I am troubled by our nationalistic mindset that seems to have trapped so many in America. So I was surprised, and heartened, when a clear minded Obama gave the following response when he was asked about the lack of a flag on his suit jackets.

“Shortly after 9/11, particularly because as we’re talking about the Iraq War, that became a substitute for I think true patriotism, which is speaking out on issues that are of importance to our national security, I decided I won’t wear that pin on my chest. I’m going to try to tell the American people what I believe will make this country great, and hopefully that will be a testimony to my patriotism.”

History will judge all that has happened to America and to Iraq from the actions that President Bush took, and equally important that the citizens of this nation allowed him to take.

When the future generations look back on this episode they will do more than rebuke a president or congress.  They must also lay the stain of war and destruction at the feet of the American people for not speaking louder and acting bolder to prevent the war in the first place.

Democrats Should Not Over-React To ‘Vulnerability’ With International Relations

With the killing of Osama bin Laden it is argued that Democrats have a chance to again define their leadership with foreign policy.   I am a bit perplexed at the ‘need’ to showcase a muscular stance in an effort to demonstrate a thoughtful way forward with international affairs.  While I understand that there are many voters who view the Clint Eastwood approach as the ‘manly’ way, I have always found the kid on the playground who could talk his way out of a fight with words and a powerful presentation to be much more the hero.  That is the type of person I want leading my nation.

So the past week’s back and forth about the way Democrats need to latch onto the killing of bin Laden to underscore Democrat’s resolve to ensure the nation’s security seems rather lame.  While I am pleased that bin Laden was dealt with in a most dramatic fashion, I am also very content with the step-by-step leveraging that seems to be underway regarding peace efforts in the Middle East.  It is after all that slow and seemingly stodgy way of working through international disputes that we should encourage.

At the end of the day it is the brains, and not the brawn, that will allow our nation and world to work more harmoniously together.  It will be the efforts with our international partners at limiting climate change, or curbing  cyber-terrorism that will require the best minds and the most creative options.  While we will always need the military to step in when all else fails, and the Libya air campaign is one such example as after all we are far from perfection as mere humans, we should always first mightily strive to reach diplomatic accords with those we have issues with.  To do that we need the best and brightest engaged in government, and especially in the diplomatic corps.

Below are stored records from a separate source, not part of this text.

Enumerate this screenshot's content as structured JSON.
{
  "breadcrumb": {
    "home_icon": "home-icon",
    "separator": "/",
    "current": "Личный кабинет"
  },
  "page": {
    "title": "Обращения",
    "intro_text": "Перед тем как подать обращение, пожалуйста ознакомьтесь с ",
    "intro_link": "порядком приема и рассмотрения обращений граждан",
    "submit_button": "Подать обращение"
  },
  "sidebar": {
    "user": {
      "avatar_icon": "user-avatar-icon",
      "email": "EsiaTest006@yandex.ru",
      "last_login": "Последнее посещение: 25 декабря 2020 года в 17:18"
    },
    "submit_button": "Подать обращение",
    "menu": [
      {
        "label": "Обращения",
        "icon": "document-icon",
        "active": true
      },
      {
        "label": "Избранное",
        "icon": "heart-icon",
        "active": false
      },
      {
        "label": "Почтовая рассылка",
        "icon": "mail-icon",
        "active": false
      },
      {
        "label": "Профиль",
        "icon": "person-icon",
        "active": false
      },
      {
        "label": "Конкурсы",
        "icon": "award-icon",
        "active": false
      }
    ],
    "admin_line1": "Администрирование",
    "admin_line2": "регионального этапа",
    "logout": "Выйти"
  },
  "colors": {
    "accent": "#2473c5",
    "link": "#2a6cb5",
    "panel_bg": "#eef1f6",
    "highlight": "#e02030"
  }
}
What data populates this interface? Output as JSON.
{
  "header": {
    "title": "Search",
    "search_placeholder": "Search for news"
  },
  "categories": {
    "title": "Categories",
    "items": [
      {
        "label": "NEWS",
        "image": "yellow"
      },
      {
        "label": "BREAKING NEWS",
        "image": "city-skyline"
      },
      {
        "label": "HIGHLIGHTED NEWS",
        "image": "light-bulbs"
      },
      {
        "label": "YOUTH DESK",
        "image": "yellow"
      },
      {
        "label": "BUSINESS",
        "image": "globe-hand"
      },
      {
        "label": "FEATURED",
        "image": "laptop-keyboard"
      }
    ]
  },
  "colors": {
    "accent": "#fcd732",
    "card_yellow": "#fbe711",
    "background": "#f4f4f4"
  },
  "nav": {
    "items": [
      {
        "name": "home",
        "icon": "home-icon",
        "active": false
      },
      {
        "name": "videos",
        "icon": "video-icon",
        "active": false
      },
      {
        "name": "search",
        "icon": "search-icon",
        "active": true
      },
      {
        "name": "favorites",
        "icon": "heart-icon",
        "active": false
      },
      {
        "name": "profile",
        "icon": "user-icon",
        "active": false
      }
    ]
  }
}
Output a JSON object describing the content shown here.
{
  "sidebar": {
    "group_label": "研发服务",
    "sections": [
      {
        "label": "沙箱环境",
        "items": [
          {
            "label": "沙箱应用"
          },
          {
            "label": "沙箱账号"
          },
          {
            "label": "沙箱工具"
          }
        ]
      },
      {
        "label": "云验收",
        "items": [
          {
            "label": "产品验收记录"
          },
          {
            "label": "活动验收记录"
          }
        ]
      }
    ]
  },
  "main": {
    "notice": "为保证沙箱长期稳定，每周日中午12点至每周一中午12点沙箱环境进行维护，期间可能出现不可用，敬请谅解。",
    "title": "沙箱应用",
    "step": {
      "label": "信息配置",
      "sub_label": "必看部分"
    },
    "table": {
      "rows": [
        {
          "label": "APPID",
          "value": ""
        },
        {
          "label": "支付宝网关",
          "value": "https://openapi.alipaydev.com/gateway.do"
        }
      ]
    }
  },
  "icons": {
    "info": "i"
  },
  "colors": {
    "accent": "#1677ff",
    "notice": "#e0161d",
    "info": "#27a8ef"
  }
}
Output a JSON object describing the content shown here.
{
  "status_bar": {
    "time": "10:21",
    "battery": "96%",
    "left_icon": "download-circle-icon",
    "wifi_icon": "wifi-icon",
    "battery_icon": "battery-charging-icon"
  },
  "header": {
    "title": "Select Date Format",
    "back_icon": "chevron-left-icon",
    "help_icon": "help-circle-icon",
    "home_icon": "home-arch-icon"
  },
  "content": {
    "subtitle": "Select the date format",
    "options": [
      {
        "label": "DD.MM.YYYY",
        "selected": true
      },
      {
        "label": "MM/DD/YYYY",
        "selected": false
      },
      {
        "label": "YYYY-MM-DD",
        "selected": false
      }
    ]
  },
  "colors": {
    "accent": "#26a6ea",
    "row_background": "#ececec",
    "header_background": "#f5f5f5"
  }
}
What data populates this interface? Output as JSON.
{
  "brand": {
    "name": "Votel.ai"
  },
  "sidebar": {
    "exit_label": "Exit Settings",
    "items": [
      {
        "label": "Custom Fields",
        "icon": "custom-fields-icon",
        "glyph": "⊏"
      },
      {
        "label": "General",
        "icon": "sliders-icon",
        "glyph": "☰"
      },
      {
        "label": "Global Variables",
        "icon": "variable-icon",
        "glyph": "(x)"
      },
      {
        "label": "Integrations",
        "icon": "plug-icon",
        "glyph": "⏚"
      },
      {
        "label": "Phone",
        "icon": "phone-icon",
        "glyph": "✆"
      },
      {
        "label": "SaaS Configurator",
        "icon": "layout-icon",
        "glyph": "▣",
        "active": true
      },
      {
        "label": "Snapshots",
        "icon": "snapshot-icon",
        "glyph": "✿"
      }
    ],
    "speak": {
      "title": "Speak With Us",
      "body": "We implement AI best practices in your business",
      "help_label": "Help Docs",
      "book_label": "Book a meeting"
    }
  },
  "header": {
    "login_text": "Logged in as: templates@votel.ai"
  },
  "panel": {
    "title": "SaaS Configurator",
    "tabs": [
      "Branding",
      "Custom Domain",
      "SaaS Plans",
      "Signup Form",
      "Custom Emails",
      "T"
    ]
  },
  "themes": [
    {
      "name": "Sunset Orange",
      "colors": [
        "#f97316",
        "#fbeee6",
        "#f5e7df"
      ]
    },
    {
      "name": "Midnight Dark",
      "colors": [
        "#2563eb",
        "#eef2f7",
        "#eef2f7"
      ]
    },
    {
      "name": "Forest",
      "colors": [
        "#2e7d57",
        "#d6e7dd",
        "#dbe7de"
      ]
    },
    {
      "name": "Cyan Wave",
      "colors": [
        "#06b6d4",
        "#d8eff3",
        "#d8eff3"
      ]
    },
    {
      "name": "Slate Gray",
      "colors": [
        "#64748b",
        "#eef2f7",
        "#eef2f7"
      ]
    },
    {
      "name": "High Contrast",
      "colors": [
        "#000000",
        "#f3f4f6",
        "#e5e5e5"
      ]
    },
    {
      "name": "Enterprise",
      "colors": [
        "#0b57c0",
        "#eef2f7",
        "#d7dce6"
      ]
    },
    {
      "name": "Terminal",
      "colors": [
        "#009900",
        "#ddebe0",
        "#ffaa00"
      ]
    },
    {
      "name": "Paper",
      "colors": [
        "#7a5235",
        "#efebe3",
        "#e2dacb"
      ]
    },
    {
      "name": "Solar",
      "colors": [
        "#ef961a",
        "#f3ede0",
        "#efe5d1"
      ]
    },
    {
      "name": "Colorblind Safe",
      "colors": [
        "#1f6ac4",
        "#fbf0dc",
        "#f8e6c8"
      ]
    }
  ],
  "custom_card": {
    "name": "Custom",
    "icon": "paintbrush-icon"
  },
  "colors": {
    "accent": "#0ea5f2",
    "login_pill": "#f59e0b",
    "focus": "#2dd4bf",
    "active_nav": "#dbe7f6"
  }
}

I am not sure exactly what those who would have the Democrats present themselves more forcefully on international relations have the party do to look more like leaders.

Lets recall the brawny Republican adventure of invading Iraq squeezed needed resources from the real war on terrorism in Afghanistan.  As a result of the Iraq War instability continued bubbling in Afghanistan, and the Taliban was able to refocus their efforts at controlling regions of that country.

On the flip side of how international affairs can be handled, and even using Republicans to make the case, was the opening to China that President Nixon and his most able Secretary of State Henry Kissinger accomplished in 1972.  If there was ever a time to praise the efforts of dialogue and out-reach that would be such an example.   That would be the model that our government, political party aside, should work to emulate.

The world needs a lot of things right now, but more political/military bombast is not one of them.  To attempt to beat the Democratic chest harder and prove we growl louder than those on the other side of the aisle is short-sighted and not worthy of the voters time.